Extending build containers: Generic caching

Declaring your build environment by using Dockerfiles and creating separate containers for each and every build is good practice. But starting in a fresh environment each time prevents various caching mechanisms from having any effect. The result is an increase in build time as well as network traffic, where especially the latter can cause some bottlenecking to occur. This affects mainly git repositories, build tools like Maven and npm, but also Docker builds itself. The git repository has to be cloned from scratch. Dependencies for Maven and npm have to be fetched from their official repositories on every build, even if the majority did not change. In case of Docker builds, at least the base image must be pulled.

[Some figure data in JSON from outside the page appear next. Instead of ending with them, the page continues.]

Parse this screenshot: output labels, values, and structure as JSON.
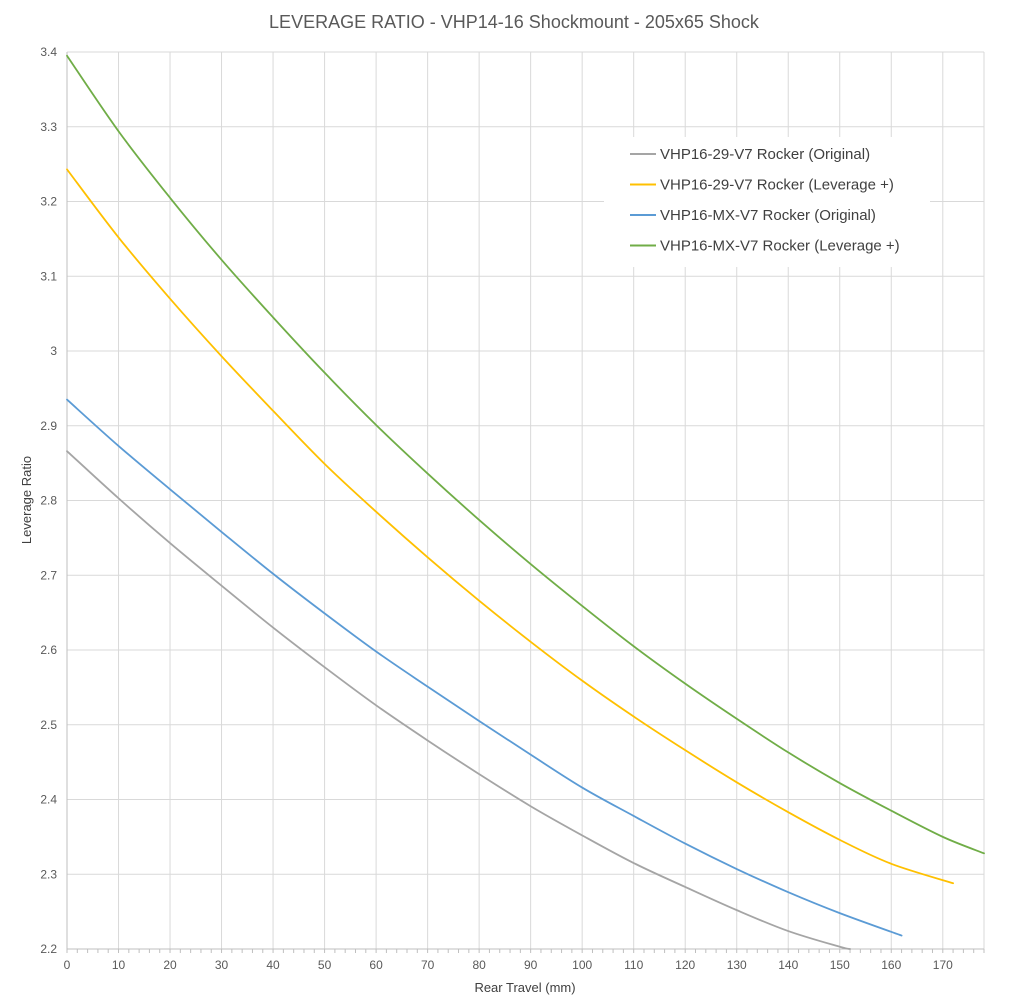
{
  "chart_data": {
    "type": "line",
    "title": "LEVERAGE RATIO - VHP14-16 Shockmount - 205x65 Shock",
    "xlabel": "Rear Travel (mm)",
    "ylabel": "Leverage Ratio",
    "xlim": [
      0,
      178
    ],
    "ylim": [
      2.2,
      3.4
    ],
    "xticks": [
      0,
      10,
      20,
      30,
      40,
      50,
      60,
      70,
      80,
      90,
      100,
      110,
      120,
      130,
      140,
      150,
      160,
      170
    ],
    "xtick_labels": [
      "0",
      "10",
      "20",
      "30",
      "40",
      "50",
      "60",
      "70",
      "80",
      "90",
      "100",
      "110",
      "120",
      "130",
      "140",
      "150",
      "160",
      "170"
    ],
    "yticks": [
      2.2,
      2.3,
      2.4,
      2.5,
      2.6,
      2.7,
      2.8,
      2.9,
      3.0,
      3.1,
      3.2,
      3.3,
      3.4
    ],
    "ytick_labels": [
      "2.2",
      "2.3",
      "2.4",
      "2.5",
      "2.6",
      "2.7",
      "2.8",
      "2.9",
      "3",
      "3.1",
      "3.2",
      "3.3",
      "3.4"
    ],
    "grid": true,
    "legend_position": "top-right",
    "series": [
      {
        "name": "VHP16-29-V7 Rocker (Original)",
        "color": "#a5a5a5",
        "x": [
          0,
          10,
          20,
          30,
          40,
          50,
          60,
          70,
          80,
          90,
          100,
          110,
          120,
          130,
          140,
          150,
          152
        ],
        "y": [
          2.866,
          2.803,
          2.743,
          2.686,
          2.63,
          2.577,
          2.526,
          2.479,
          2.434,
          2.391,
          2.352,
          2.315,
          2.283,
          2.252,
          2.224,
          2.203,
          2.2
        ]
      },
      {
        "name": "VHP16-29-V7 Rocker (Leverage +)",
        "color": "#ffc000",
        "x": [
          0,
          10,
          20,
          30,
          40,
          50,
          60,
          70,
          80,
          90,
          100,
          110,
          120,
          130,
          140,
          150,
          160,
          172
        ],
        "y": [
          3.243,
          3.152,
          3.07,
          2.993,
          2.92,
          2.849,
          2.785,
          2.724,
          2.666,
          2.611,
          2.559,
          2.511,
          2.466,
          2.423,
          2.383,
          2.346,
          2.314,
          2.288
        ]
      },
      {
        "name": "VHP16-MX-V7 Rocker (Original)",
        "color": "#5b9bd5",
        "x": [
          0,
          10,
          20,
          30,
          40,
          50,
          60,
          70,
          80,
          90,
          100,
          110,
          120,
          130,
          140,
          150,
          162
        ],
        "y": [
          2.935,
          2.873,
          2.815,
          2.758,
          2.702,
          2.649,
          2.598,
          2.551,
          2.505,
          2.46,
          2.416,
          2.378,
          2.341,
          2.307,
          2.276,
          2.248,
          2.218
        ]
      },
      {
        "name": "VHP16-MX-V7 Rocker (Leverage +)",
        "color": "#70ad47",
        "x": [
          0,
          10,
          20,
          30,
          40,
          50,
          60,
          70,
          80,
          90,
          100,
          110,
          120,
          130,
          140,
          150,
          160,
          170,
          178
        ],
        "y": [
          3.395,
          3.294,
          3.205,
          3.122,
          3.045,
          2.971,
          2.901,
          2.836,
          2.774,
          2.715,
          2.659,
          2.605,
          2.555,
          2.508,
          2.463,
          2.422,
          2.385,
          2.35,
          2.328
        ]
      }
    ]
  }
}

The Docker build cache is also empty.

This post covers a couple of methods to overcome these limitation while still keeping isolation and reproducibility guarantees.

tl;dr: We create a Docker image that contains a generic template for building caches for git repositories, Maven artifacts and npm dependencies by (a) cloning relevant git repositories into a single bare reference repository and (b) searching for pom.xml and package.json files and pre-fetching their dependencies, thus presenting depending builds with an immediately available cache. That image must be build either on a regular basis or on demand in order to keep the cache up to date.

The details and full implementation can be found on Github.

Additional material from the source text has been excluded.